A new study by the Pew Research Center shows that educational debt burden is crushing America’s young. Here is a chart from Pew.
Walter Russell Mead glosses the Pew report in this way:
The [Pew] study reports that one in five American households is now saddled with student debt, 15 percent more than in 2007. And the amount of debt households are carrying has also grown: the average debt burden is now more than $26,000.
Worst of all, the debt burden is heaviest for those who can least afford to carry it:
[W]hether computed as a share of household income or assets, the relative burden of student loan debt is greatest for households in the bottom fifth of the income spectrum, even though members of such households are less likely than those in other groups to attend college in the first place.

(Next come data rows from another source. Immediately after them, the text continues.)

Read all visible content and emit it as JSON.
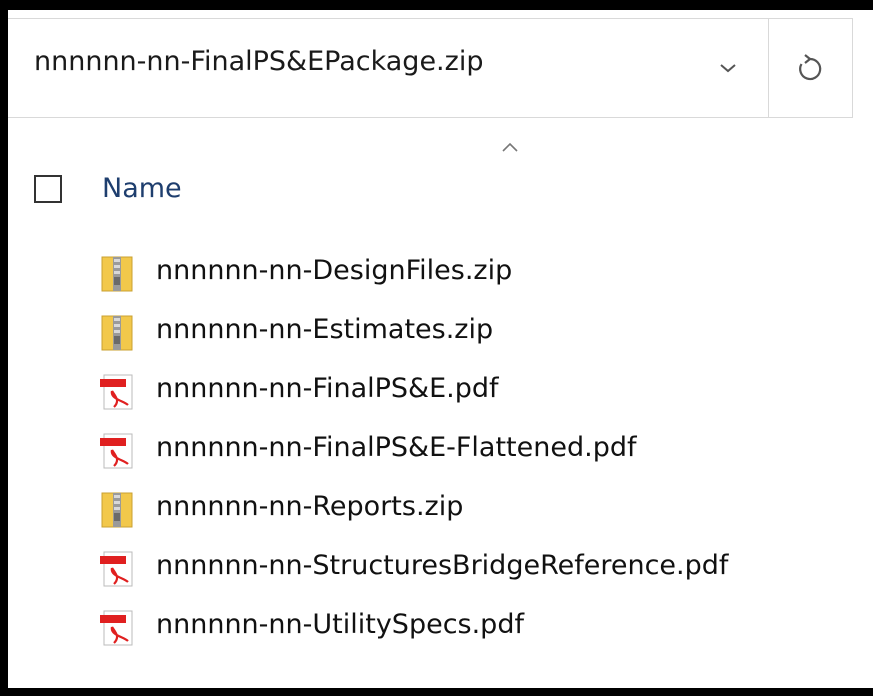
{
  "address_bar": {
    "path": "nnnnnn-nn-FinalPS&EPackage.zip",
    "dropdown_icon": "chevron-down-icon",
    "refresh_icon": "refresh-icon"
  },
  "column_header": {
    "name_label": "Name",
    "sort_icon": "sort-ascending-icon"
  },
  "files": [
    {
      "name": "nnnnnn-nn-DesignFiles.zip",
      "icon": "zip-folder-icon"
    },
    {
      "name": "nnnnnn-nn-Estimates.zip",
      "icon": "zip-folder-icon"
    },
    {
      "name": "nnnnnn-nn-FinalPS&E.pdf",
      "icon": "pdf-icon"
    },
    {
      "name": "nnnnnn-nn-FinalPS&E-Flattened.pdf",
      "icon": "pdf-icon"
    },
    {
      "name": "nnnnnn-nn-Reports.zip",
      "icon": "zip-folder-icon"
    },
    {
      "name": "nnnnnn-nn-StructuresBridgeReference.pdf",
      "icon": "pdf-icon"
    },
    {
      "name": "nnnnnn-nn-UtilitySpecs.pdf",
      "icon": "pdf-icon"
    }
  ],
  "colors": {
    "header_text": "#1e3e6e",
    "pdf_red": "#e02020",
    "zip_yellow": "#f2c84b"
  }
}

The idea of sending our poorest members to college is born of a noble impulse. And many of these young people are indeed given full scholarships to elite colleges. But it is one thing to pay for the brightest and most industrious of our young people to go to college. It is something else entirely to tell others, those who did not earn a scholarship of some sort, that it makes sense for them to borrow tens if not hundreds of thousands of dollars to get a diploma from a third or fourth tier school, or even a for-profit college. There is a perversity in this system that saddles young people with possibility-denying debt.